Como a vitamina D age no corpo além dos ossos

Por muito tempo, a vitamina D foi associada exclusivamente à saúde óssea. Mas pesquisas das últimas duas décadas revelaram que seus receptores estão presentes em praticamente todos os tecidos do corpo — sistema imune, músculo, cérebro, pâncreas, coração. Isso explica por que a deficiência está associada a condições que vão além da osteoporose, como maior suscetibilidade a infecções, quadros depressivos e resistência à insulina.

A vitamina D também tem papel importante na regulação do sistema imune, ajudando a equilibrar a resposta inflamatória. Estudos publicados durante a pandemia de Covid-19 reacenderam o interesse nessa relação, embora os pesquisadores ainda estejam mapeando com precisão onde a suplementação tem benefício real e onde o efeito é mais limitado.
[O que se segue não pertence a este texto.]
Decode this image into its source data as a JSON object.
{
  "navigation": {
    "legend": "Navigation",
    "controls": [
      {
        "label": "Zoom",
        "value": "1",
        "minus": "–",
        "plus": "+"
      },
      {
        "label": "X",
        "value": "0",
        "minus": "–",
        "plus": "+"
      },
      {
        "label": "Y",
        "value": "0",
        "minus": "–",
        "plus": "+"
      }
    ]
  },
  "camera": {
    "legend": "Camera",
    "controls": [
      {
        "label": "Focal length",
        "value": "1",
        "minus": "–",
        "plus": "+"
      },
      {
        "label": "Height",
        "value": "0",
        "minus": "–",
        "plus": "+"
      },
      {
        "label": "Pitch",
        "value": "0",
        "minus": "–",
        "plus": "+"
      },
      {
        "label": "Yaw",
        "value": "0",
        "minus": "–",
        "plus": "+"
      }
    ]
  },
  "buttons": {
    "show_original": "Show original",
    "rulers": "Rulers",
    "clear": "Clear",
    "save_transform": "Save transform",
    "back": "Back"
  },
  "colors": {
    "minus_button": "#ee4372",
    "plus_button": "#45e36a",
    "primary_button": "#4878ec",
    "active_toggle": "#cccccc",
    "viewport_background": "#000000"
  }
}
Sol, alimentação ou suplemento: qual é a melhor fonte

A principal fonte de vitamina D é a síntese cutânea estimulada pela radiação UVB do sol. Em países tropicais como o Brasil, a exposição solar teoricamente seria suficiente para manter os níveis adequados — mas a realidade é diferente. Uso de protetor solar, trabalho em ambiente fechado, poluição atmosférica e o horário da exposição interferem na síntese.

Alimentos ricos em vitamina D — como peixes gordos (salmão, sardinha, atum), gema de ovo e cogumelos expostos ao sol — contribuem, mas dificilmente suprem a necessidade diária por si só. Daí a relevância da suplementação em casos de deficiência confirmada. A dose ideal é definida pelo médico com base no exame de 25-hidroxivitamina D no sangue — não existe dose universal.

Vitamina D e imunidade: o que as pesquisas mostram

A vitamina D tem papel bem documentado na modulação do sistema imunológico. Receptores para ela estão presentes em praticamente todas as células imunes — linfócitos, macrófagos, células dendríticas. Em condições de deficiência, a resposta imune a infecções respiratórias tende a ser menos eficiente. Vários estudos mostram associação entre níveis baixos de vitamina D e maior suscetibilidade a infecções e doenças autoimunes.

Isso não significa que tomar vitamina D previne doenças específicas. Mas manter os níveis dentro da faixa adequada faz parte de um suporte geral ao sistema imune. Para quem tem deficiência confirmada, corrigir é uma prioridade — especialmente antes do inverno, quando a exposição solar cai e as infecções respiratórias aumentam.